Jim Long Pork Commentary: Coronavirus - China Agriculture

The China Agriculture Industry and particularly the Swine Industry have been greatly affected by African Swine Fever (ASF) and now the implications of Coronavirus which has restricted people and transport movement. To say it’s a bad situation is best illustrated by the translated key points from the chairman of China Agriculture Association - MR. Xirong Li in an interview with Chinese media.
calendar icon 20 February 2020
clock icon 5 minute read

Translated Key Points from Mr. Xirongs interview:

The obstruction of logistics seriously affects the production supply and the trade of live livestock and poultry.

Since the outbreak of coronavirus, major public health emergencies have been launched at the first level, resulting in the control of roads and motor vehicles. As the consequence, the transportation of pigs, young breeding stocks, eggs, poultry meat, feed, veterinary drugs, vaccines, equipment and other production and living related materials are greatly affected.

Cross province live livestock and poultry sales and transportation links are broken. Live livestock and poultry cannot be transferred between enterprises to meet normal production, and business process is interrupted.

At present, all or some cities and counties in 27 provinces have closed the live poultry market, and the live poultry in the market cannot be sold. The poultry industry has suffered heavy losses.

According to the incomplete statistics of the association, it is preliminarily estimated that as of February 12, the loss of poultry industry has reached 15.865 billion yuan (2.25 U.S. billion)

Livestock and poultry industry is a special industry with poor ability to resist market risks. Once the industry is destroyed, the recovery period will be a very slow process.


The slaughterhouse cannot be started or the operation is insufficient and affects the production and marketing of livestock and poultry.

The procedures to reopen the operations of slaughtering enterprises is complicated: the road restrictions on the flow of people, resulta in a shortage of manpower, an so the slaughterhouses cannot start operation, or the operation is insufficient which directly leads to the failure of sales for poultry, commercial pigs, cattle, sheep, rabbits and others.

The production staff is in short supply and the cost is rising.

Affected by the delay of returning employees and the extreme shortage of labor force, the enterprises cannot complete the established work plan, the production index decreases and so the cost increases.

Some enterprises are short of working capital and have difficulty in capital turnover.

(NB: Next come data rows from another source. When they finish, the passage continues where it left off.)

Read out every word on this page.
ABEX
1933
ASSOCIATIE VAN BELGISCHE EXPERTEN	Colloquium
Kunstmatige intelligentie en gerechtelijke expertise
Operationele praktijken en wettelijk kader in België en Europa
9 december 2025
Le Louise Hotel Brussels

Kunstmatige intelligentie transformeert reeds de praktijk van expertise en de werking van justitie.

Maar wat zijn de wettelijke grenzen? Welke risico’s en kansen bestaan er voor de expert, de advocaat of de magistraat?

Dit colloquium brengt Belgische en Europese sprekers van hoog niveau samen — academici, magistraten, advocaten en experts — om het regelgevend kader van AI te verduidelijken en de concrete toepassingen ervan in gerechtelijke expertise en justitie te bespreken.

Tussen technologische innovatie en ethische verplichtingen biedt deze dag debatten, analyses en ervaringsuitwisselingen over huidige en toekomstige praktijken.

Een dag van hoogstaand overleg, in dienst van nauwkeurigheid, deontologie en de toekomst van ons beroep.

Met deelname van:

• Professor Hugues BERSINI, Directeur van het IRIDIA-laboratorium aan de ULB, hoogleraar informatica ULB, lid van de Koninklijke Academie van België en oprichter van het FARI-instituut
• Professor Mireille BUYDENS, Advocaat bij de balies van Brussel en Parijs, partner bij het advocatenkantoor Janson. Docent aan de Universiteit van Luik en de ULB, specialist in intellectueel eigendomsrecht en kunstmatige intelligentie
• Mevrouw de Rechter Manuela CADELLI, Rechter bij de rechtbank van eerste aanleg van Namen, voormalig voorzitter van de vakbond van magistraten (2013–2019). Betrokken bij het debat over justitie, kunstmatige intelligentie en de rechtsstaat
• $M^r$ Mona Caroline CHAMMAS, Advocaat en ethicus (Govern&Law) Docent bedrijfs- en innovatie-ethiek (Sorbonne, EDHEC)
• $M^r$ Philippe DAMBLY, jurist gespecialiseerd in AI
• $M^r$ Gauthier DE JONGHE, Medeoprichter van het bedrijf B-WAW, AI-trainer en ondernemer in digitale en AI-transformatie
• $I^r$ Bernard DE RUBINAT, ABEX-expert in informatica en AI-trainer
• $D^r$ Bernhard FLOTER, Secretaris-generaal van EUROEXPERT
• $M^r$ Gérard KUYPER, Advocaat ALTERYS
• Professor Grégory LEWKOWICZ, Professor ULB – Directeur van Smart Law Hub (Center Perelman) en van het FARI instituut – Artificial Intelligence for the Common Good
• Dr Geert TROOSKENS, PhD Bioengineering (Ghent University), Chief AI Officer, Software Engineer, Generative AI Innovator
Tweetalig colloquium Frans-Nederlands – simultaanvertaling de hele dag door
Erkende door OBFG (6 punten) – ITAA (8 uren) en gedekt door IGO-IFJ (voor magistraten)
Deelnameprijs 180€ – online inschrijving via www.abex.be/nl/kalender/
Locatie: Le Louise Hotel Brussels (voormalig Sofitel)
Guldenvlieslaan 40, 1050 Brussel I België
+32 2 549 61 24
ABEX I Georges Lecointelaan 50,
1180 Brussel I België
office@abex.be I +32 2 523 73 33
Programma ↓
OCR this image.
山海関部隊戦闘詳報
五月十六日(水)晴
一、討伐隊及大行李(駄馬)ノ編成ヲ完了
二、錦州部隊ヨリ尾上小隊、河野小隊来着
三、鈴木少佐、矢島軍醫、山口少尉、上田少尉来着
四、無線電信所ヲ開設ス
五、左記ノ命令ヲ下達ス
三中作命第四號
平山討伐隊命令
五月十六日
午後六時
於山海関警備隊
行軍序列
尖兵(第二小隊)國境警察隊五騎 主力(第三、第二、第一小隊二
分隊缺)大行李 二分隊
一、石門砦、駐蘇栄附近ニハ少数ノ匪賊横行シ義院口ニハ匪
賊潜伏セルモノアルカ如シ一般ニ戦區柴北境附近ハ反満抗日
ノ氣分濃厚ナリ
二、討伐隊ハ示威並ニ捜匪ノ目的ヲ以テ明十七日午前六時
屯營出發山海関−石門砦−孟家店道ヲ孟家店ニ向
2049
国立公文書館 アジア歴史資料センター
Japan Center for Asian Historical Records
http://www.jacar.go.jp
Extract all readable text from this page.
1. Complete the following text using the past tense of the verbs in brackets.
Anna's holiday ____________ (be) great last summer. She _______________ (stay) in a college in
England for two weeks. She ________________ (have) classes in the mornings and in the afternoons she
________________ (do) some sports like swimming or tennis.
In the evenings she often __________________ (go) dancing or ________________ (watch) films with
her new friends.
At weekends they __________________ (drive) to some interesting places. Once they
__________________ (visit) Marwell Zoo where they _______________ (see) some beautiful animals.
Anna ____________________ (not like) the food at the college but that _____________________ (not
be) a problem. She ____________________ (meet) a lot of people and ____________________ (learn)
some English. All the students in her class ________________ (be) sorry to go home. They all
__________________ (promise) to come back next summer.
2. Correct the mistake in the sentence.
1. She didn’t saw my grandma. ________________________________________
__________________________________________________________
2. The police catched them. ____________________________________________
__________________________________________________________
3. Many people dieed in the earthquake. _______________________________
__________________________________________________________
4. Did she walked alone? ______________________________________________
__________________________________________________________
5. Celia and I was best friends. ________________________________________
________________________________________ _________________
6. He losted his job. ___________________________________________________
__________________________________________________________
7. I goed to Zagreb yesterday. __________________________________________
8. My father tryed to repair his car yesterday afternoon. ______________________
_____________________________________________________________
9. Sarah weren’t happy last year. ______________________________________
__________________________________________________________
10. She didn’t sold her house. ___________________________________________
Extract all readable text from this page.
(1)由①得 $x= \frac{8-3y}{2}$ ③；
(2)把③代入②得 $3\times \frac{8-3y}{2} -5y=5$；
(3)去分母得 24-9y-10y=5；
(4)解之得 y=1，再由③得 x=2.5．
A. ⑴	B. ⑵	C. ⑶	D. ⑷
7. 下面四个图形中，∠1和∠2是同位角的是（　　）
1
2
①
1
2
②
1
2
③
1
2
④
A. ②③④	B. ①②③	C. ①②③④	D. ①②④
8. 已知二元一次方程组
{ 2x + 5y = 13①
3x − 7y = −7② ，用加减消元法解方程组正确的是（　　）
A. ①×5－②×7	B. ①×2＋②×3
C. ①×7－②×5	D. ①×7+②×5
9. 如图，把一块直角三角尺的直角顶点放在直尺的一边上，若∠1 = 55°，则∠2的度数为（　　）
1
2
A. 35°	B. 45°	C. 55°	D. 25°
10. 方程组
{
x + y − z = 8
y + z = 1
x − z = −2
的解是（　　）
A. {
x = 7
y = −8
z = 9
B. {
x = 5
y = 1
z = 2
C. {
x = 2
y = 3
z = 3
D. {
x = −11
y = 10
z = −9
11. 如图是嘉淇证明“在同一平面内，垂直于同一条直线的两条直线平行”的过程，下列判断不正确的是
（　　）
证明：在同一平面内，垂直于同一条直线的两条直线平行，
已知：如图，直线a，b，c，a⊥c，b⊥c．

Due to the dual threats of ASF and coronavirus, the enterprises have invested heavily in biological safety control and prevention, including the increase of inventory of various materials, thus raising the warehouse cost and plus the new outbreak of coronavirus, which seriously affects pig sales, and the lack of liquidity and difficulties in capital turnover.

It will affect the purchase of materials, delay the commencement time of new projects and introduction of breeding stocks.

It is difficult for enterprises to purchase materials for life and epidemic prevention, especially face masks and disinfectants.

New projects under construction in some enterprises are affected to varying degrees.

Due to the restriction of personnel flow and road traffic, many enterprises cannot introduce new genetics, which affects the follow-up commercial production.

Given above challenges, the Ministry of Agriculture and Rural Affairs, National Development and Reform Commission, and the Ministry of Transport jointly developed a policy to build the Green Corridor for the priority products including feed products, corn, soybean meal and other feed raw materials, breeding livestock and poultry, piglet and young birds, aquarium fry, livestock and poultry marketing animals, fresh milk, dairy products, fresh aquatic products, chilled and fresh pork, transferal bees, etc.

We believe Brett Stuart of Global AgriTrends has as good a handle on China’s Swine Industry as anyone anywhere. Here are some comments published in the Western producer by columnist Karen Briere from Brett’s recent talk in Saskatoon Canada:

“Disease is a global market game-changer.”

“The hog market seems to be having a hard time believing what is happening in China”, Stuart said. He called it “irrational.”

The country officially says 40 percent of its sow herd is gone but he estimates it at closer to 65 percent.

“In context, North America has about 6.5 million sows and China just lost 24 million.”

“I look at U.S. hog futures and no one will believe it. We’re not even making money on hogs. They’re pretty suspicious of this, especially the investors.”

“It’s just not there,” Stuart said. “By my math, I say China is going to have about a 24.5 million tonne gap in protein in 2020.”

“Current global pork trade is about eight million tonnes.”

Stuart said “there is nothing that can be produced in the volume China requires to fill the gap. Chinese pork prices are going to stay very high for a long time as a result.”

He added that “China’s claims that it can restore normal pork supply by 2021 is simply propaganda; there aren’t 20 million sows on the global market.”